System Unavailable

Incident Report for Mews

Postmortem

First of all, we would like to apologize for unresponsiveness of Mews on the 24th of October 2018 during night hours (21:40 — 22:05 UTC). We take such moments seriously and always work hard to ensure such and similar problems won't occur in the future.

Cause

As we are continuously updating our system in order to deliver new features, we update the database model accordingly during deployments. The last deployment introduced changes that took unexpected amount of database resources and after a while the operation timed-out. But one of the application instances kept retrying this process, due to built-in recovery procedure. That caused the database to be unresponsive for longer period.

Action

We have reverted the change and deployed our application without it.

Solution

In order to properly resolve the issue and prevent anything similar from reoccurring, we have introduced several improvements to our processes:

We have banned all potentially non-performant database changes and enforced to use more efficient means.
We have improved our monitoring system for crucial errors.
Application instances will no-longer retry the migration process in case of fatal failures.

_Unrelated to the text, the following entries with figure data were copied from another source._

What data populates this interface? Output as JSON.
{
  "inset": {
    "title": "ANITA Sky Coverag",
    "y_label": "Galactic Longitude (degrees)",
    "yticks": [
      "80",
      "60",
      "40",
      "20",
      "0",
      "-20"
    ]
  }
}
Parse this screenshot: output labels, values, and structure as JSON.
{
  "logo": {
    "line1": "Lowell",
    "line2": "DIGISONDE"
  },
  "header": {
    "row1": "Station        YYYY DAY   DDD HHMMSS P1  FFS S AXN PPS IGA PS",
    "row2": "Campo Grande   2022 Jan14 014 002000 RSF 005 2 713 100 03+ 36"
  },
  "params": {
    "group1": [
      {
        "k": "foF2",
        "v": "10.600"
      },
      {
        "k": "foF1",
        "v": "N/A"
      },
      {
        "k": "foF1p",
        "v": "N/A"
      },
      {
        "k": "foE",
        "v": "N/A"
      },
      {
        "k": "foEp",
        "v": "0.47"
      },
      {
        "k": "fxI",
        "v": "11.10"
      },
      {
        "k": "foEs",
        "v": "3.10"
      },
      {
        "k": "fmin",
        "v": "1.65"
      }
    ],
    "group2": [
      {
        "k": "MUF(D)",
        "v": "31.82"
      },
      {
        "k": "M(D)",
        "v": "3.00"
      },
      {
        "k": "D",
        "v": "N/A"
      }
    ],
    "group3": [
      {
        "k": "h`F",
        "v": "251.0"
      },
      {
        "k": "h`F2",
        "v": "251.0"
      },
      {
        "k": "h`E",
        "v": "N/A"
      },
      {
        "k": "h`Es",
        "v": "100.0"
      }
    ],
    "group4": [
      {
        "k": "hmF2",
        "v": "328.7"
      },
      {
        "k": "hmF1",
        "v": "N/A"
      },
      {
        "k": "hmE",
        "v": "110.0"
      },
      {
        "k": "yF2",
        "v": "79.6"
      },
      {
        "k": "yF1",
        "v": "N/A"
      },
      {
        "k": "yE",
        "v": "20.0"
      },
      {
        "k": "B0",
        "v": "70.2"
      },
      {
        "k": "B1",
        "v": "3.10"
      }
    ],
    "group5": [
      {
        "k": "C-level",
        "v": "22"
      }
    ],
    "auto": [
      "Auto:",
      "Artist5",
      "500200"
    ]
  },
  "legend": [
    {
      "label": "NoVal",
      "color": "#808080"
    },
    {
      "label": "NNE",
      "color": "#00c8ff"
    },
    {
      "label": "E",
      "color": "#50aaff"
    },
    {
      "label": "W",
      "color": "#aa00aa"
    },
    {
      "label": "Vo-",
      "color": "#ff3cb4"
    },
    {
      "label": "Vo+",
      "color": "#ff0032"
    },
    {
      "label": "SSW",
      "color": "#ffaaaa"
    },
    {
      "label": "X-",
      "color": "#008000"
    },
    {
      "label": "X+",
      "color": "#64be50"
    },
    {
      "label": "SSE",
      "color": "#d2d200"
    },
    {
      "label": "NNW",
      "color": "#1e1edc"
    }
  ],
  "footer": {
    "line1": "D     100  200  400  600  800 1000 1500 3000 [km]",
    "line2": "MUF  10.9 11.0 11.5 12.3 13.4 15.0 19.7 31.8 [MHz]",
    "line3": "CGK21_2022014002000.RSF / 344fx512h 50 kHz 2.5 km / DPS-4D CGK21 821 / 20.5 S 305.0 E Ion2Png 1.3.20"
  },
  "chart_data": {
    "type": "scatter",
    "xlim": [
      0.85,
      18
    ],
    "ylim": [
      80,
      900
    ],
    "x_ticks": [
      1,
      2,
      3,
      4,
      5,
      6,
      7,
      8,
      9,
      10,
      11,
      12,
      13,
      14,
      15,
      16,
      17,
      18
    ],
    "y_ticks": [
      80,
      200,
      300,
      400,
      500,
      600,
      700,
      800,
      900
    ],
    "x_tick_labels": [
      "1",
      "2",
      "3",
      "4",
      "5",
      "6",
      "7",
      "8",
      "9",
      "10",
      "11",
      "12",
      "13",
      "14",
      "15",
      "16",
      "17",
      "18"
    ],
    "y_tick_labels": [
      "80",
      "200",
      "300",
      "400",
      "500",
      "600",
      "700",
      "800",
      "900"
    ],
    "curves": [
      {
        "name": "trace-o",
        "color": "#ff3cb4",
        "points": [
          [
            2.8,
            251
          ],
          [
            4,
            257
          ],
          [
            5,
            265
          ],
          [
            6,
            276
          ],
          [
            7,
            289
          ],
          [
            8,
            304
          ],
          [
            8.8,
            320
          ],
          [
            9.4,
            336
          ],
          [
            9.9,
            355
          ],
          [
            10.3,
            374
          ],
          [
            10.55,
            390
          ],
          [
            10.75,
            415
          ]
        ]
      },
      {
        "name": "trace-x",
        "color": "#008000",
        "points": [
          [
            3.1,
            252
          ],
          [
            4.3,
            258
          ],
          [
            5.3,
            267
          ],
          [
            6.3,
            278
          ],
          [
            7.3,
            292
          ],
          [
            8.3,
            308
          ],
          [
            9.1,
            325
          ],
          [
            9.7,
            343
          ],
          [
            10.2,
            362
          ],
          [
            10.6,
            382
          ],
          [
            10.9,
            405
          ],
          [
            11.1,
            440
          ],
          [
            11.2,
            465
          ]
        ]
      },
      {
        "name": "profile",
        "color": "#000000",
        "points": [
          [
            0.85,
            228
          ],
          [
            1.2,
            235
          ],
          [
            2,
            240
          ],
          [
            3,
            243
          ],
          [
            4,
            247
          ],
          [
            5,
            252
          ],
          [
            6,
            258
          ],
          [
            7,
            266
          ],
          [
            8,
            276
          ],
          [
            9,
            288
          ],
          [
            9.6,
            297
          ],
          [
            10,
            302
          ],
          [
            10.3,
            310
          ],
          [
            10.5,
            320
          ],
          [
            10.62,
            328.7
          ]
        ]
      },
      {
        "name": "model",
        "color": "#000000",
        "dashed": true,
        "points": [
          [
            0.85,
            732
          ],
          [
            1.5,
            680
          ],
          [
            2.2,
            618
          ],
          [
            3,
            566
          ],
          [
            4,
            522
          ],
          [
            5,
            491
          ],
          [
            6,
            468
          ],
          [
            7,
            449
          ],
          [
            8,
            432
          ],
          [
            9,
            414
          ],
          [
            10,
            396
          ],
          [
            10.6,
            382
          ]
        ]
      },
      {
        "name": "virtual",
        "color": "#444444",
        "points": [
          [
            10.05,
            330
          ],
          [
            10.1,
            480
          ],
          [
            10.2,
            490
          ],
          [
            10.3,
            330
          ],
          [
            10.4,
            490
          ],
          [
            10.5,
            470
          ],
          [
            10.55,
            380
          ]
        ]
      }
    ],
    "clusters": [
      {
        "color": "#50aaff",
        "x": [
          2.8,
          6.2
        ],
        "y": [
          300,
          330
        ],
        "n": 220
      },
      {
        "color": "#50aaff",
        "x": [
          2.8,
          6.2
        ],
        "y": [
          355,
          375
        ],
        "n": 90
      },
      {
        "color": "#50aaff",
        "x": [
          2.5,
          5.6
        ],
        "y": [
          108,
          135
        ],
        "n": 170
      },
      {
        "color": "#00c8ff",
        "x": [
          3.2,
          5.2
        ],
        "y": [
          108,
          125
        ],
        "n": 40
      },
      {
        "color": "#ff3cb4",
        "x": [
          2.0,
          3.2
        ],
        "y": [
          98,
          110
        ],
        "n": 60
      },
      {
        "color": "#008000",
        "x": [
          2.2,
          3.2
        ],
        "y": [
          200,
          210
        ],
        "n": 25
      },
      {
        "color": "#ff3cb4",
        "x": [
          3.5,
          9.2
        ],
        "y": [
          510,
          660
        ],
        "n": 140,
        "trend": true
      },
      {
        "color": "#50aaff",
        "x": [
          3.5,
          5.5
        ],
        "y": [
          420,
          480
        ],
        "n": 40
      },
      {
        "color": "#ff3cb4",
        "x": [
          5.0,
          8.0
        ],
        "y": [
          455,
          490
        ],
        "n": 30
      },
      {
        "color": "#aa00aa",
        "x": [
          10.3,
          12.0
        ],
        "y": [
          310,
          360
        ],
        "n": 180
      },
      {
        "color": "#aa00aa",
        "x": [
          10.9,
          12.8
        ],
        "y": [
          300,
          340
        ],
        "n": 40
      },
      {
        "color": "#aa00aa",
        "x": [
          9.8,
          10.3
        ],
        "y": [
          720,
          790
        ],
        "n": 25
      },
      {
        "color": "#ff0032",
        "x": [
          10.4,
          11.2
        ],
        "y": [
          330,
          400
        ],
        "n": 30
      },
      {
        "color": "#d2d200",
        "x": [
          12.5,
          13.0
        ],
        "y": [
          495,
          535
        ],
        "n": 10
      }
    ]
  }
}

Posted Oct 29, 2018 - 17:42 CET

Resolved

This incident has been resolved.

Posted Oct 25, 2018 - 00:35 CEST

Monitoring

We've resolved the issue and continue to monitor system health.

Posted Oct 25, 2018 - 00:10 CEST

Update

We are continuing to investigate this issue.

Posted Oct 24, 2018 - 23:50 CEST

Investigating

We are currently investigating the issue and performing configuration changes that should resolve the problem.

Posted Oct 24, 2018 - 23:50 CEST

This incident affected: Operations, Guest Journey, and Open API.